En imaginant Lan en route pour la brèche, Rand eut un frisson glacé. Le mari de Nynaeve chevauchait vers sa fin. Mais il n’y avait rien à faire pour l’en empêcher.

— Je suis navré, Nynaeve, dit-il alors qu’il ne ressentait rien.

Ressentir, ça lui était impossible, ces derniers temps.

— Tu crois que je l’ai envoyé seul ? Vous êtes décidément deux crétins ! J’ai fait ce qu’il fallait pour qu’il ait une armée, même s’il n’en voulait pas.

Un exploit dont Nynaeve était tout à fait capable. Par exemple, en envoyant, au nom de Lan, des messages à tous les survivants du Malkier.

Sur ce sujet, Lan n’était pas très clair. Pour ne pas entraîner à la mort ses derniers compatriotes, il refusait de brandir l’étendard du Malkier et de revendiquer la couronne qui lui revenait de droit. En même temps, au nom de l’honneur, il était prêt à se sacrifier pour son pays.

C’est ce que je fais ? Chevaucher vers ma fin au nom de l’honneur ? Non, c’est différent. Lan, lui, a le choix.

Quel que soit le destin que se voyait Lan, aucune prophétie n’affirmait qu’il devait mourir pour sauver le monde.

— Cela dit, reprit Nynaeve, un peu d’aide ne lui ferait pas de mal. Son armée sera… modeste. Face aux Trollocs, je doute qu’elle tienne longtemps.

— Il attaquera ? demanda Rand.

Nynaeve hésita.

— Il ne me l’a pas dit, mais je crois que oui.
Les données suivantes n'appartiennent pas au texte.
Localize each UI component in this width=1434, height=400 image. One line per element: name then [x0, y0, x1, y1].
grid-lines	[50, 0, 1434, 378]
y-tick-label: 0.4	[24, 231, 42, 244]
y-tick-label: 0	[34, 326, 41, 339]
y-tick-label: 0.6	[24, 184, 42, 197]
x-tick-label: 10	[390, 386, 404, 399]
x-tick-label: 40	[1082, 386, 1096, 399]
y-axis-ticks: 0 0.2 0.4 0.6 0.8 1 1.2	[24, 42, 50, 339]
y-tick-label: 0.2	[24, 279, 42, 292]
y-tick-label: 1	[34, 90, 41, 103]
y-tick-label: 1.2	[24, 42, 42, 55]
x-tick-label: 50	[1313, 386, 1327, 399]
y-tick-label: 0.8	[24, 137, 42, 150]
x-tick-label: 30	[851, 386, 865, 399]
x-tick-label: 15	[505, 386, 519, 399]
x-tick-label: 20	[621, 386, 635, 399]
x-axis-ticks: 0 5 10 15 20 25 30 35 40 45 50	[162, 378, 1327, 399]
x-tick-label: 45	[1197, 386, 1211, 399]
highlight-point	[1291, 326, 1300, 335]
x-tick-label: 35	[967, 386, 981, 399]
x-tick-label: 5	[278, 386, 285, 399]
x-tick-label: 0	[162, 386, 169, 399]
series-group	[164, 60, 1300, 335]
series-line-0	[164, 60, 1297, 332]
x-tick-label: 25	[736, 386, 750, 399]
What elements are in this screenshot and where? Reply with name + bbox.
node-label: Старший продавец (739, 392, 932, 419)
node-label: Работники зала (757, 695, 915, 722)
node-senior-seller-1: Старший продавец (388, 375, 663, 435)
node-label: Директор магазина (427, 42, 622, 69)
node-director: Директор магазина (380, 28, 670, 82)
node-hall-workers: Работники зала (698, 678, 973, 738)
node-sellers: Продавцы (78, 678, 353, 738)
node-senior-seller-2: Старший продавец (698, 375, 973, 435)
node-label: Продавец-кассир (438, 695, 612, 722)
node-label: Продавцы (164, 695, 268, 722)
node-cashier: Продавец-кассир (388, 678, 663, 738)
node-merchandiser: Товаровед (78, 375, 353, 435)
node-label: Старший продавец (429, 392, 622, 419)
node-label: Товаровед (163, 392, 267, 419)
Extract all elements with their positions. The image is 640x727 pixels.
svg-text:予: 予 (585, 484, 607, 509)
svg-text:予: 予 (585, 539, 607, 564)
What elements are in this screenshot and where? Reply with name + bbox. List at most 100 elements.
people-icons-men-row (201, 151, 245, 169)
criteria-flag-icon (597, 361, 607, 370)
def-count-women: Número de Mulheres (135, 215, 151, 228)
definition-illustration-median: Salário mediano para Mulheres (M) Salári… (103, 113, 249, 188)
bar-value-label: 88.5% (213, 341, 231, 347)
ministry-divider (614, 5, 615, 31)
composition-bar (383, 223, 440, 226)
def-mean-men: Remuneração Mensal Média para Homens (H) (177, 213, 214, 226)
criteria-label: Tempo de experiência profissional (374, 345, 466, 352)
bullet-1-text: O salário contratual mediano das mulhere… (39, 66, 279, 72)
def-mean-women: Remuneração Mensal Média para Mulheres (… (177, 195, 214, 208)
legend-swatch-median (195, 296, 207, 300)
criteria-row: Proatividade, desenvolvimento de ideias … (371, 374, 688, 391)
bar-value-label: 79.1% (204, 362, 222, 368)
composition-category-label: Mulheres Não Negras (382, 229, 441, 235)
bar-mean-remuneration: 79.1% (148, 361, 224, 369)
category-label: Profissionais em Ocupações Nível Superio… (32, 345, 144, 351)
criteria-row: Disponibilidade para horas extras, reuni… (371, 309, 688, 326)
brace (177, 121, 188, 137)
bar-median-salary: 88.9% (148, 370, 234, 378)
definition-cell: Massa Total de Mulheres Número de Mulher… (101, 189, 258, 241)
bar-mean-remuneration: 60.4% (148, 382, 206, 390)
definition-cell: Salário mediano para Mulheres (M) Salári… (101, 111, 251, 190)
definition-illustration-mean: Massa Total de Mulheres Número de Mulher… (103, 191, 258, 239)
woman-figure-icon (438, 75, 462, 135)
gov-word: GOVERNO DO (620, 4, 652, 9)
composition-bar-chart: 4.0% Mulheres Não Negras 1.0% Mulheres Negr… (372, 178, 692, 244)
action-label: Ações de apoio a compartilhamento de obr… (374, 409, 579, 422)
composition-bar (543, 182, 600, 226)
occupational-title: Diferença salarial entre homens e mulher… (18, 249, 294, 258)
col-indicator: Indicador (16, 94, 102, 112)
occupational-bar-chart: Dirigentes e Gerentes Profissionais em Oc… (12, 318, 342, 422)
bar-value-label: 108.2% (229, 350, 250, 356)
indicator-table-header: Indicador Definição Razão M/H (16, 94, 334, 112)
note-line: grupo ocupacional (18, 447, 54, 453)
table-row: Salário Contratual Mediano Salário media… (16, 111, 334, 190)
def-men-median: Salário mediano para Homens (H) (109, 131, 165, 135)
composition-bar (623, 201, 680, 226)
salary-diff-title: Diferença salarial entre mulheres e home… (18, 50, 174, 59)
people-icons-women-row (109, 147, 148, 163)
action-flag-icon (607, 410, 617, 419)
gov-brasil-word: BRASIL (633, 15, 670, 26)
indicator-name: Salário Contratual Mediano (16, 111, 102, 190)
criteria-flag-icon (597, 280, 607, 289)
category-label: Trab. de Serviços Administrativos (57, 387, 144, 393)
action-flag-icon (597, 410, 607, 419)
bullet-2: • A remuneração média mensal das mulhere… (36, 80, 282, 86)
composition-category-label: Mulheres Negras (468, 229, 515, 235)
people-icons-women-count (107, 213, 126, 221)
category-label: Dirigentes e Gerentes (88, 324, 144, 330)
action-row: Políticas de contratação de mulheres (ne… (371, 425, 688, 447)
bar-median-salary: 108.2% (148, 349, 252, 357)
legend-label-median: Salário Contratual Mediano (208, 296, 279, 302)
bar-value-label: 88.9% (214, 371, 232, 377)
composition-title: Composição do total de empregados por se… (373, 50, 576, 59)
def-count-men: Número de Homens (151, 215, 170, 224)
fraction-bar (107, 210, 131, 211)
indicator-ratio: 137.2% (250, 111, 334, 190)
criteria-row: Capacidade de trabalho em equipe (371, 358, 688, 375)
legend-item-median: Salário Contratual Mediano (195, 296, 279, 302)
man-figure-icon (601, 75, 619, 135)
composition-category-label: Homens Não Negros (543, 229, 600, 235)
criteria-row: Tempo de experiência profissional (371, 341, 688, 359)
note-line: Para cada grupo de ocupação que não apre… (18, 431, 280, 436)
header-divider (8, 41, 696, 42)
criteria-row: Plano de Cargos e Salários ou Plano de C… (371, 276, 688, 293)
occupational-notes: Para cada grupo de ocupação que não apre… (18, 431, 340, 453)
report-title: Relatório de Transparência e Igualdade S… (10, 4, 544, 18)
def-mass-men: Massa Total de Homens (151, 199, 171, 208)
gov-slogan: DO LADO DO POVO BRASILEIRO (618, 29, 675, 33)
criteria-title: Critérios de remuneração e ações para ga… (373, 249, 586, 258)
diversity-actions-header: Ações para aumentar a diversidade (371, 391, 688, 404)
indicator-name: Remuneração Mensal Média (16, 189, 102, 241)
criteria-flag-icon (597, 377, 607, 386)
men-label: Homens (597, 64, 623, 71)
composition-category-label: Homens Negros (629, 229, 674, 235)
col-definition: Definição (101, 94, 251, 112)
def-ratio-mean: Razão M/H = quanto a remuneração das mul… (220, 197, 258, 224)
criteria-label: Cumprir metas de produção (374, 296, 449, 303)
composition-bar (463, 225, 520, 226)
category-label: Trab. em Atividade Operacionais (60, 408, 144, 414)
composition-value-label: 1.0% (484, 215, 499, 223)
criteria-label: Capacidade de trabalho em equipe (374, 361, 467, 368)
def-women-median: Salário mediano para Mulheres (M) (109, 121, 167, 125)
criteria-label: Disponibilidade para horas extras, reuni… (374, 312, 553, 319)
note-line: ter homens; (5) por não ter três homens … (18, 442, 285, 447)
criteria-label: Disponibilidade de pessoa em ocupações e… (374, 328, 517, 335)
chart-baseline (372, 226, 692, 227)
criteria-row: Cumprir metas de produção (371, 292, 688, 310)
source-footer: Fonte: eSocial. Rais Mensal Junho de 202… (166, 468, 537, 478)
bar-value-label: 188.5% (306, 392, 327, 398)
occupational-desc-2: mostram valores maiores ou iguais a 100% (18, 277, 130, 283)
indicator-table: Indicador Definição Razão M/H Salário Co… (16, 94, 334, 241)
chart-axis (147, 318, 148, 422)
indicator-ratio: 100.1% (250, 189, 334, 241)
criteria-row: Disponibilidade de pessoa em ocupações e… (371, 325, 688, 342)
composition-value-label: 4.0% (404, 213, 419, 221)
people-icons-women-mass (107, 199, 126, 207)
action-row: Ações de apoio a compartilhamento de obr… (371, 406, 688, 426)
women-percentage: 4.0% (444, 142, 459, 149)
Il pense que tu perds ton temps ici, Rand. En arrivant avec une armée, s’il trouve des Trollocs massés dans la brèche de Tarwin… Oui, je parie qu’il attaquera.

— Alors, il aura ce qu’il mérite, après être parti sans nous.

— Comment oses-tu dire ça ?

— C’est la vérité. L’Ultime Bataille est imminente. Ma propre attaque sur la Flétrissure aura peut-être lieu en même temps que celle de Lan… et peut-être pas.

Rand se tut, soudain pensif. Si Lan et son armée, si modeste fût-elle, se battaient dans la brèche de Tarwin, ça attirerait sans doute l’attention. Si lui-même n’attaquait pas à cet endroit, ça perturberait le Ténébreux. Alors que ses adversaires auraient les yeux rivés sur Lan, il pourrait les attaquer là où ça lui chanterait.

— Oui, souffla Rand, pensif. Sa mort pourrait m’être très utile.

Nynaeve en écarquilla les yeux de rage, mais il fit comme s’il n’avait rien vu. Tout au fond de lui, dans un refuge secret, une partie de lui-même s’inquiétait pour Lan. Il ne devait pas s’en soucier, mais une petite voix lui soufflait :

Il t’appelle « son ami »… Ne l’abandonne pas.

Non sans peine, Nynaeve parvint à contrôler sa fureur, ce qui impressionna Rand.

— Nous reparlerons de tout ça, marmonna-t-elle. Peut-être quand tu auras réfléchi à ce que signifie vraiment le fait d’abandonner Lan.

Rand aimait continuer à voir Nynaeve sous les traits de la Sage-Dame autoritaire qui le tarabustait sans cesse à Champ d’Emond. À l’époque, on avait l’impression qu’elle en faisait toujours trop, de peur que les gens oublient son titre à cause de sa jeunesse. Mais elle avait grandi…

La colonne atteignit la demeure, où cinquante soldats de Bashere montaient la garde devant le portail. Quand Rand passa devant eux, ils le saluèrent avec un bel ensemble.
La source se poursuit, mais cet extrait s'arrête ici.